In front of the locker is a small pink suitcase with a matching pink umbrella. Dora the Explorer model, if you must know.
This is what teammates handed Alex Torres a few days ago when they needed some callow rookie to carry their gum and sunflower seeds to the bullpen before games.
And inside that same locker on a shelf was a solitary baseball — not yet authenticated, not yet inscribed with the dates and details of his first major-league victory.
It is what manager Joe Maddon handed Torres on Saturday evening when the Rays needed that same fresh-faced rookie to carry a reeling team in a pennant race.
"Great moment for him. For us, too," pitching coach Jim Hickey said. "That's the kind of thing that can catapult you."
It is difficult to overstate how dire the moment was and how large Torres responded for the Rays on Saturday night.
This is a season with little time remaining and even less margin for error, and this is a 23-year-old pitcher with little justification for pitching in a game quite so large.
He was practically an afterthought when the Rays were calling up players from Triple-A Durham in recent weeks. Of the first 21 big-league batters he faced, 12 reached base.
Yet when Maddon made the decision to pull Jeff Niemann after one inning against the Blue Jays on Saturday, Torres was his default choice in the bullpen.
"I was uneasy about it. Very uneasy," Maddon said. "But I knew this kid has got good makeup. I knew he wasn't afraid, which matters. You can't put somebody skittish out there at that moment."
The first few batters Torres faced hit bullets that somehow found gloves in the outfield. Then he gave up a pair of hits and an intentional walk. Yet somehow the rookie survived. And every time Maddon thought about pulling him, Torres picked it up a notch.
"I only knew him as Torres," designated hitter Johnny Damon said. "I'm glad I know his first name now."
Five innings later, he had not surrendered a run, and the Rays were clinging to a 3-2 lead. A few innings after that, it was a 6-2 final and Rays pitchers were shoving Torres in the shower, where they doused him with cans of Bud Light. Enough to empty the clubhouse supply.
"It was freezing," James Shields said. "First big-league victory, and he deserved it. He pitched great."

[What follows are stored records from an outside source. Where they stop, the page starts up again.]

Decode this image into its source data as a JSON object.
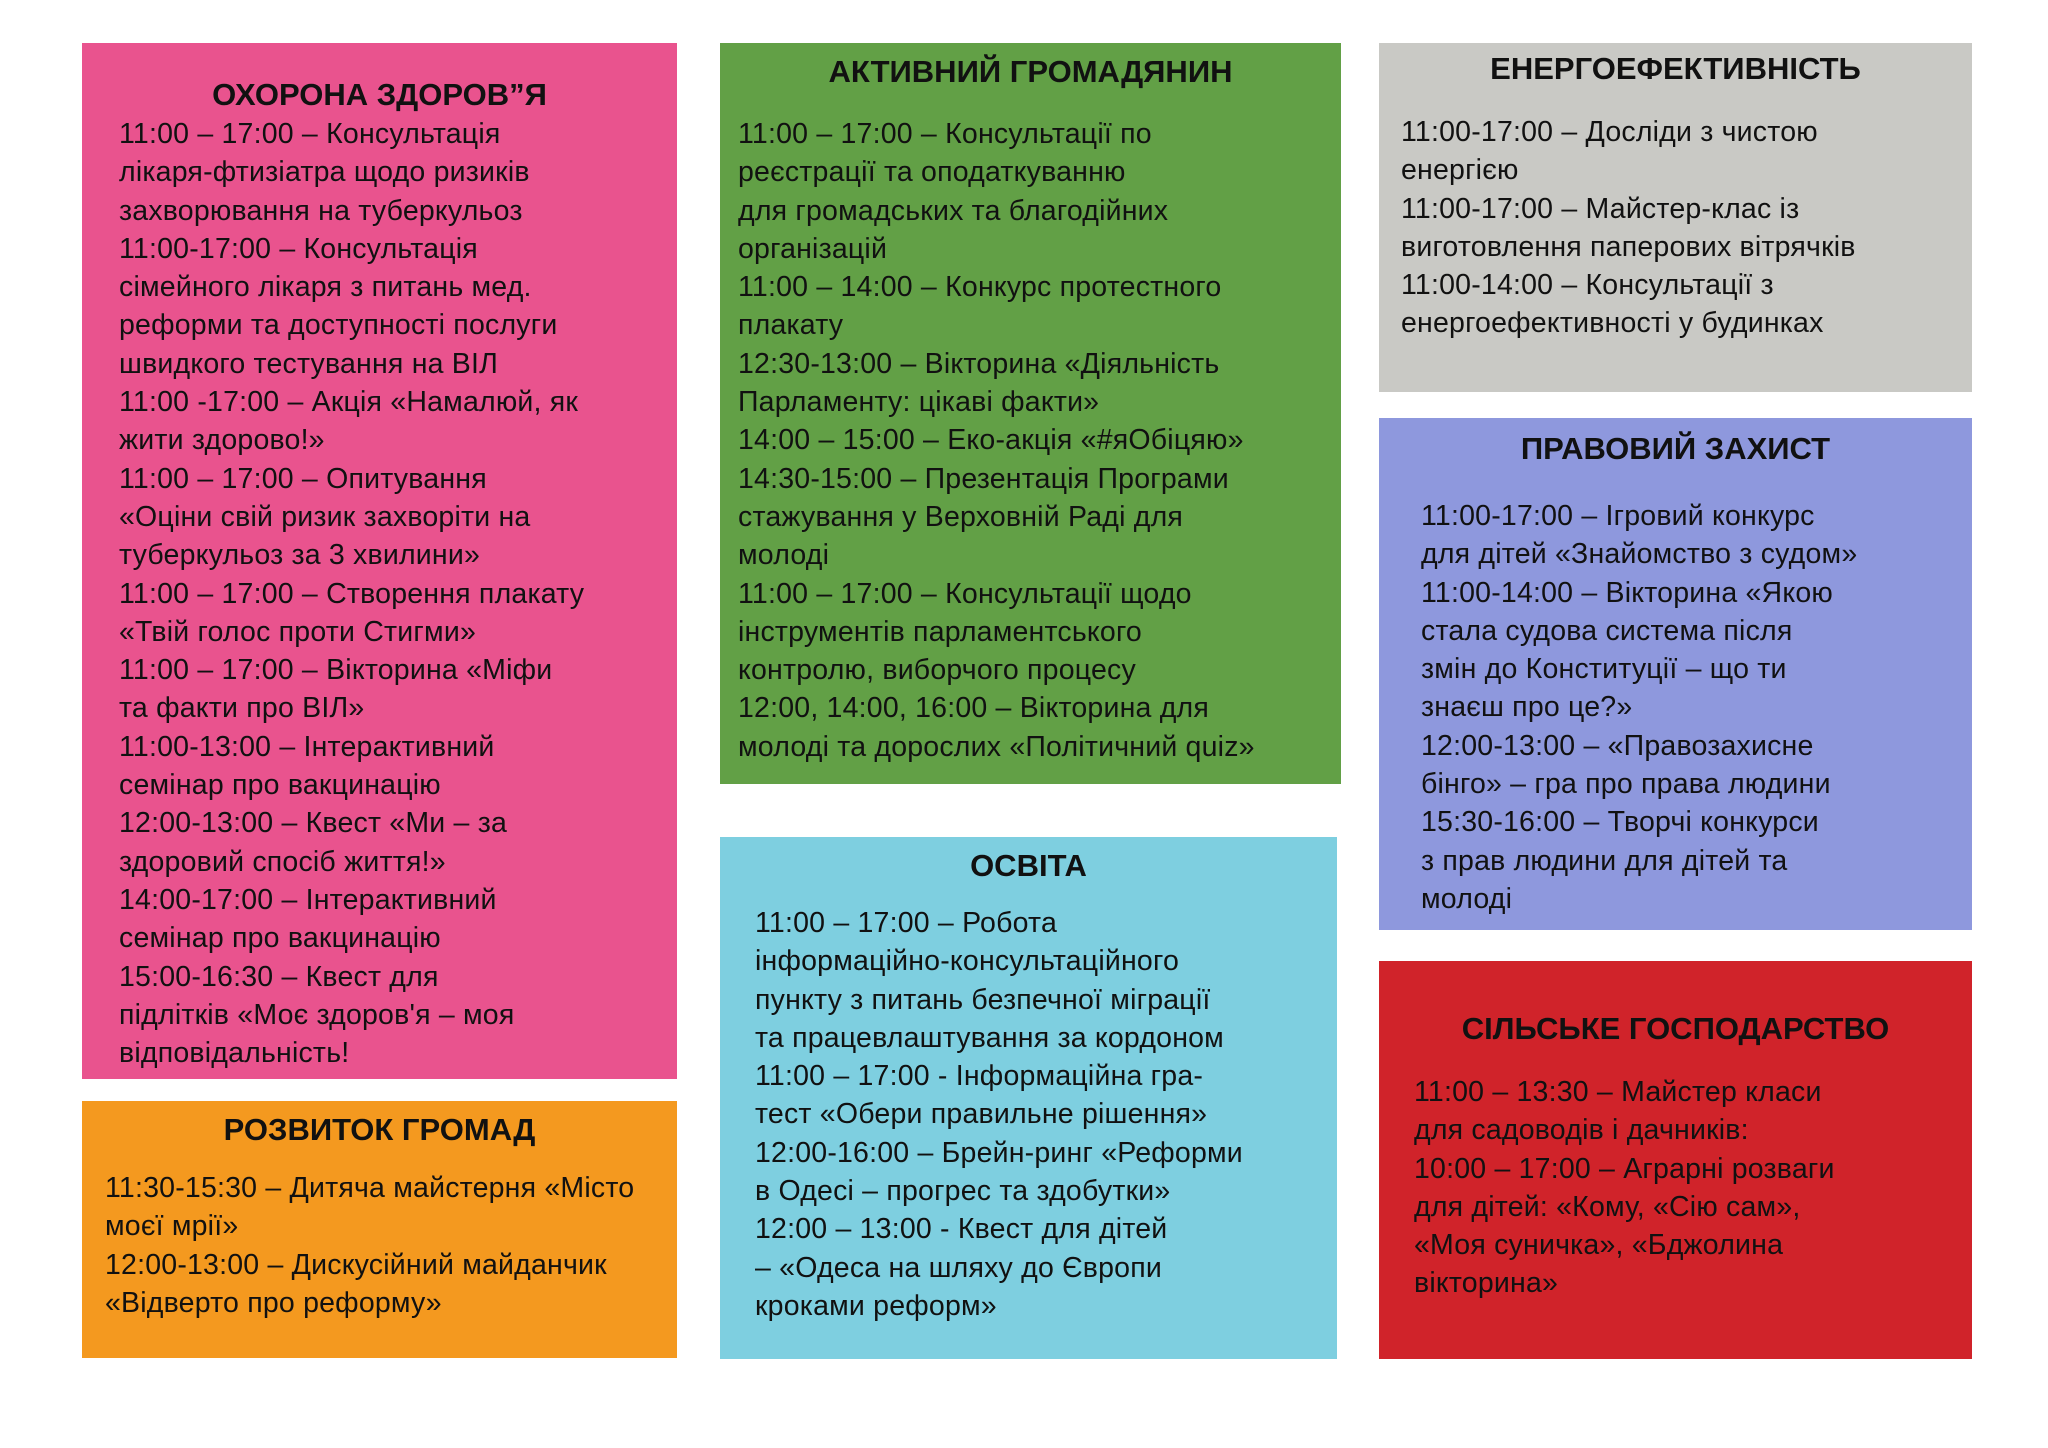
{
  "colors": {
    "health": "#e9538e",
    "community": "#f4991f",
    "citizen": "#62a046",
    "education": "#7ecfe0",
    "energy": "#c9c9c5",
    "legal": "#8e98dd",
    "agriculture": "#d0232a"
  },
  "sections": [
    {
      "id": "health",
      "title": "ОХОРОНА ЗДОРОВ”Я",
      "lines": [
        "11:00 – 17:00 – Консультація",
        "лікаря-фтизіатра щодо ризиків",
        "захворювання на туберкульоз",
        "11:00-17:00 – Консультація",
        "сімейного лікаря з питань мед.",
        "реформи та доступності послуги",
        "швидкого тестування на  ВІЛ",
        "11:00 -17:00 – Акція «Намалюй, як",
        "жити здорово!»",
        "11:00 – 17:00 – Опитування",
        "«Оціни свій ризик захворіти на",
        "туберкульоз за 3 хвилини»",
        "11:00 – 17:00 –  Створення плакату",
        "«Твій голос проти Стигми»",
        "11:00 – 17:00 –  Вікторина «Міфи",
        "та факти про ВІЛ»",
        "11:00-13:00 – Інтерактивний",
        "семінар про вакцинацію",
        "12:00-13:00 – Квест «Ми – за",
        "здоровий спосіб життя!»",
        "14:00-17:00 – Інтерактивний",
        "семінар про вакцинацію",
        "15:00-16:30 – Квест для",
        "підлітків «Моє здоров'я – моя",
        "відповідальність!"
      ]
    },
    {
      "id": "community",
      "title": "РОЗВИТОК ГРОМАД",
      "lines": [
        "11:30-15:30 – Дитяча майстерня «Місто",
        "моєї мрії»",
        "12:00-13:00 – Дискусійний майданчик",
        "«Відверто про реформу»"
      ]
    },
    {
      "id": "citizen",
      "title": "АКТИВНИЙ ГРОМАДЯНИН",
      "lines": [
        "11:00 – 17:00 – Консультації по",
        "реєстрації та оподаткуванню",
        "для громадських та благодійних",
        "організацій",
        "11:00 – 14:00 – Конкурс протестного",
        "плакату",
        "12:30-13:00 – Вікторина «Діяльність",
        "Парламенту: цікаві факти»",
        "14:00 – 15:00 – Еко-акція «#яОбіцяю»",
        "14:30-15:00 –  Презентація Програми",
        "стажування у Верховній Раді для",
        "молоді",
        "11:00 – 17:00 – Консультації щодо",
        "інструментів парламентського",
        "контролю, виборчого процесу",
        "12:00, 14:00, 16:00 – Вікторина для",
        "молоді та дорослих «Політичний quiz»"
      ]
    },
    {
      "id": "education",
      "title": "ОСВІТА",
      "lines": [
        "11:00 – 17:00 –  Робота",
        "інформаційно-консультаційного",
        "пункту з питань безпечної міграції",
        "та працевлаштування за кордоном",
        "11:00 – 17:00 - Інформаційна гра-",
        "тест «Обери правильне рішення»",
        "12:00-16:00 – Брейн-ринг «Реформи",
        "в Одесі – прогрес та здобутки»",
        "12:00 – 13:00  - Квест для дітей",
        "– «Одеса на шляху до Європи",
        "кроками реформ»"
      ]
    },
    {
      "id": "energy",
      "title": "ЕНЕРГОЕФЕКТИВНІСТЬ",
      "lines": [
        "11:00-17:00 – Досліди з чистою",
        "енергією",
        "11:00-17:00 – Майстер-клас із",
        "виготовлення паперових вітрячків",
        "11:00-14:00 – Консультації з",
        "енергоефективності у будинках"
      ]
    },
    {
      "id": "legal",
      "title": "ПРАВОВИЙ ЗАХИСТ",
      "lines": [
        "11:00-17:00 – Ігровий конкурс",
        "для дітей «Знайомство з судом»",
        "11:00-14:00 – Вікторина «Якою",
        "стала судова система після",
        "змін до Конституції – що ти",
        "знаєш про це?»",
        "12:00-13:00 – «Правозахисне",
        "бінго» – гра про права людини",
        "15:30-16:00 – Творчі конкурси",
        "з прав людини для дітей та",
        "молоді"
      ]
    },
    {
      "id": "agriculture",
      "title": "СІЛЬСЬКЕ ГОСПОДАРСТВО",
      "lines": [
        "11:00 – 13:30 – Майстер класи",
        "для садоводів і дачників:",
        "10:00 – 17:00 – Аграрні розваги",
        "для дітей: «Кому, «Сію сам»,",
        "«Моя суничка», «Бджолина",
        "вікторина»"
      ]
    }
  ]
}
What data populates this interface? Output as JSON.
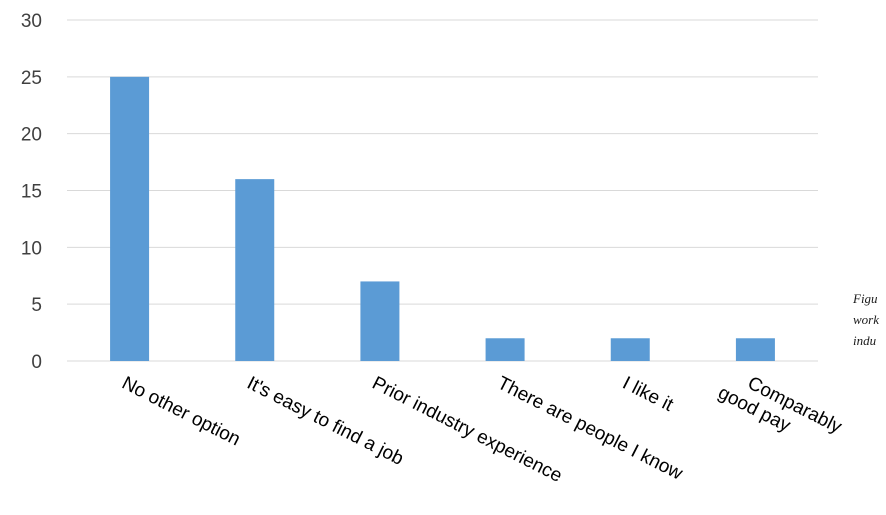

At this point, the Rays are going on fumes. They have used rookie pitchers in 12 consecutive games, including three pitchers who began the month in the minors. Of their 102 innings pitched since Sept. 13, rookies have accounted for half the load.
The Rays have gone 2-4 this past week and have somehow gained ground on the hapless Red Sox. It's like being run down from behind by the neighborhood fat kid.
The biggest games of the season and the Rays are surviving with Matt Moore and Torres getting their first big-league victories.
Moore, at least, came with a certain amount of expectation. Torres is more of a wild card. His talent is undeniable, but he has spent six seasons in the minors because he has struggled throwing strikes.
He has routinely averaged nine, 10 strikeouts per nine innings but has averaged four and five walks throughout much of his minor-league career.
In recent days, Hickey and assistant pitching coach Stan Boroski have worked with Torres on getting his delivery to go more north-south instead of side to side. The idea is he can better control his pitches if he's moving in one fluid direction.
The results appear evident. Torres had given up 13 walks in his last 17 minor-league innings in Durham, but the only walk he surrendered in five innings Saturday was the intentional pass to Edwin Encarnacion.
"Absolutely, positively it says something about his heart," Hickey said. "You saw him drop first-pitch changeups to left-hander hitters and 3-2 changeups."
All for a kid who was supposedly part of Tampa Bay's white-flag surrender in 2009.
You remember Scott Kazmir, right? In the midst of another pennant race, the Rays unloaded Kazmir's bloated contract on the Angels for Sean Rodriguez and a couple of minor-league prospects.
Well, the Angels are paying Kazmir $12 million to stay away from Anaheim this season, and 3,000 miles away, one of those prospects was helping the Rays stay ahead of the Angels in the wild-card race.
"That kind of game borders on the magical," Maddon said. "The next couple of days could truly make it magical.
"But for right now, it gets us 11/2 games behind, which is huge."